Lancé en janvier 2025, l’Arena Tour d’Indochine s’achèvera le 7 mars 2026, avec une série de concerts à Bercy (Accor Arena). Retour sur un spectacle flamboyant.
Indochine avait pris les routes de France en janvier 2025 avec un Arena Tour qui faisait suite à la sortie du 14ème album studio du groupe, Babel Babel. Publié en septembre 2024, cet opus est largement mis à l’honneur dans cet Arena Tour. Une tournée qui prend fin le 7 mars prochain, après plus de 110 dates en France et en Belgique, dont 12 à Bercy. Indochine, avec cette tournée, s’y est produit à quatre reprises en juin 2025 puis huit fois en février et mars 2026. Le concert du 4 mars 2026 sera d’ailleurs diffusé en direct à la télé, sur TMC. A son terme, l’Arena Tour aura été vu par plus d’un million de spectateurs, ce qui a valu à Indochine une Victoire de la musique spéciale, en 2026, pour saluer ce record d’affluence.
Un show très beau, visuellement
Comme à son habitude, Indochine ne lésine pas sur les moyens mis en œuvre pour cette tournée. La scène principale est surplombée par un écran géant qui permet au groupe de proposer une belle mise en images. Aux moments opportuns, le proscenium et la petite scène centrale qu’il dessert, deviennent également des supports de projections. L’ouverture, avec la chanson Ma vie est à toi et ses images, dans le prolongement de la pochette de l’album signée David LaChapelle, est tout simplement vertigineuse. C’est à se demander comment les 5 membres du groupe tiennent debout dans un tel décor – projeté.
Plus tard, les effets stroboscopiques déployés sur Alice et June nous amènera la même réflexion.

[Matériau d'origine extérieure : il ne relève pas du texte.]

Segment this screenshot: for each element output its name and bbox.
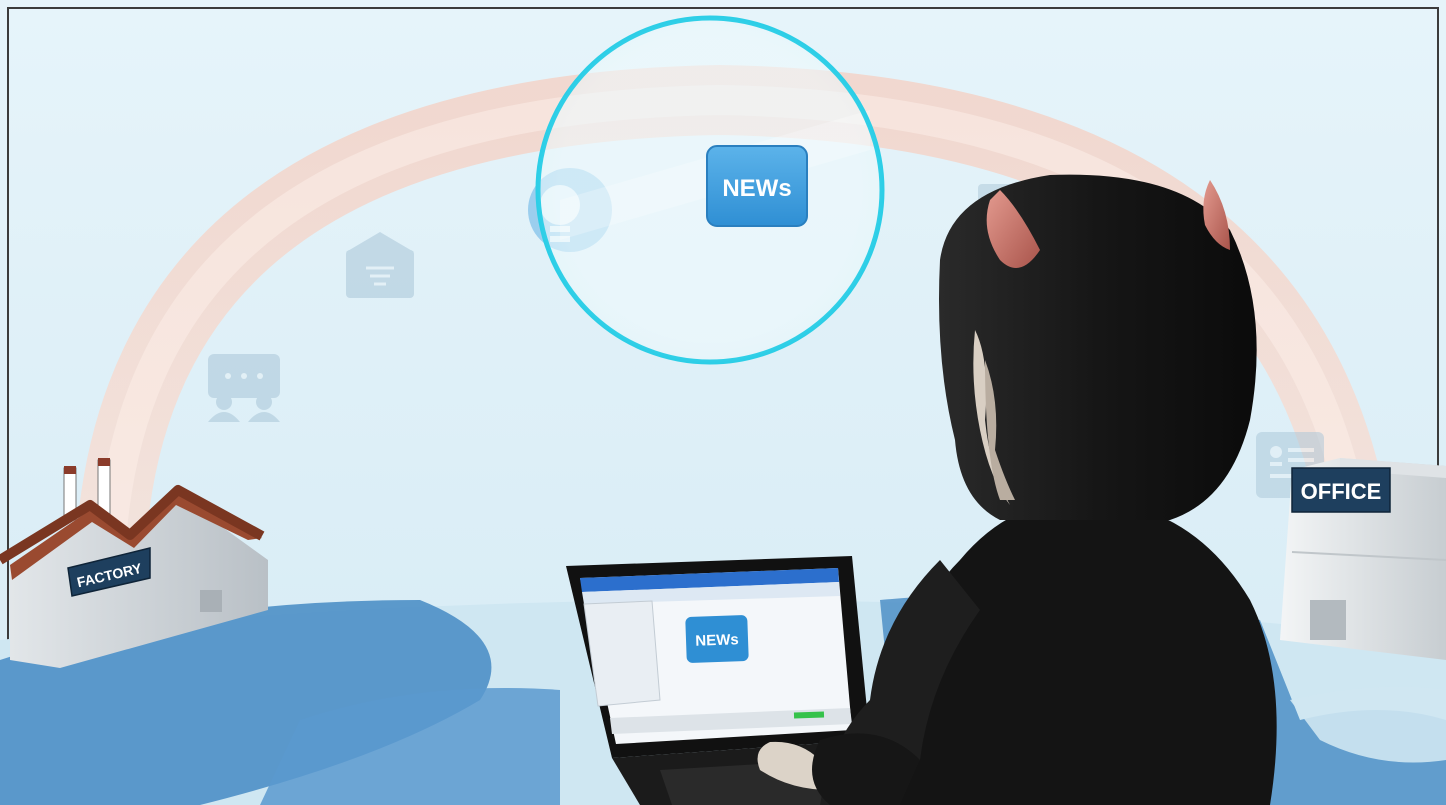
office-sign: OFFICE <box>1291 467 1391 513</box>
office-sign-label: OFFICE <box>1301 479 1382 504</box>
news-tile-label: NEWs <box>722 175 791 202</box>
news-tile-icon: NEWs <box>706 145 808 227</box>
illustration-scene: NEWs FACTORY OFFICE NEWs <box>0 0 1446 805</box>
scene-canvas: NEWs FACTORY OFFICE NEWs <box>0 0 1446 805</box>
laptop-news-label: NEWs <box>695 631 739 650</box>
laptop-news-tile-icon: NEWs <box>685 615 749 663</box>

Au programme également du concert, beaucoup de confettis (« biodégradables » précise Nicola Sirkis) et de la lumière émise par les bracelets remis aux spectateurs à l’entrée. Ce qui se fait dans pas mal de concerts depuis que la mode a été lancée par Coldplay. Lumières et confettis apparaissent dès la deuxième chanson du show, L’amour fou. Un amour fou que le public célèbre en communion avec Indochine. Ces bracelets lumineux, pilotés à distance, s’allument de diverses couleurs au gré des besoins de la scénographie. Ils sont accompagnés, sur cette tournée, d’un énorme plafond de LED, qui s’allume simultanément, donnant par moment des airs de voute céleste au plafond de Bercy. Impressionnant.
Lors de son précédent passage dans la salle, avec le 13 Tour, Indochine avait déjà habillé la salle et son plafond avec une structure immersive aux allures de vaisseau spatial.
Une ambiance folle sur les anciennes chansons
Si la première partie du concert est largement consacrée aux chansons extraites de Babel Babel, les titres plus anciens ne sont pas pour autant oubliés. Loin de là. Ils sont d’ailleurs source des plus grosses ambiances du show. Citons d’abord le très entrainant Canary Bay, mais aussi les plus récents Un été Français (2017) et Nos Célébrations (2020), illustré par les images en live du public. Mais aussi 3 nuits par semaines ainsi que L’Aventurier, où le public chante davantage que Nicola Sirkis, la salle devenant un karaoké géant. L’Aventurier demeure un tube intergénérationnel qui fait lever et bouger les foules à chaque fois et, pour cet Arena Tour, la chanson a le droit à des flammes.
Autre ambiance, plus dans l’émotion, avec J’ai demandé à la Lune, également reprise en cœur, sous les LED blanches du plafond et des bracelets lumineux. Un moment comme suspendu, hors du temps.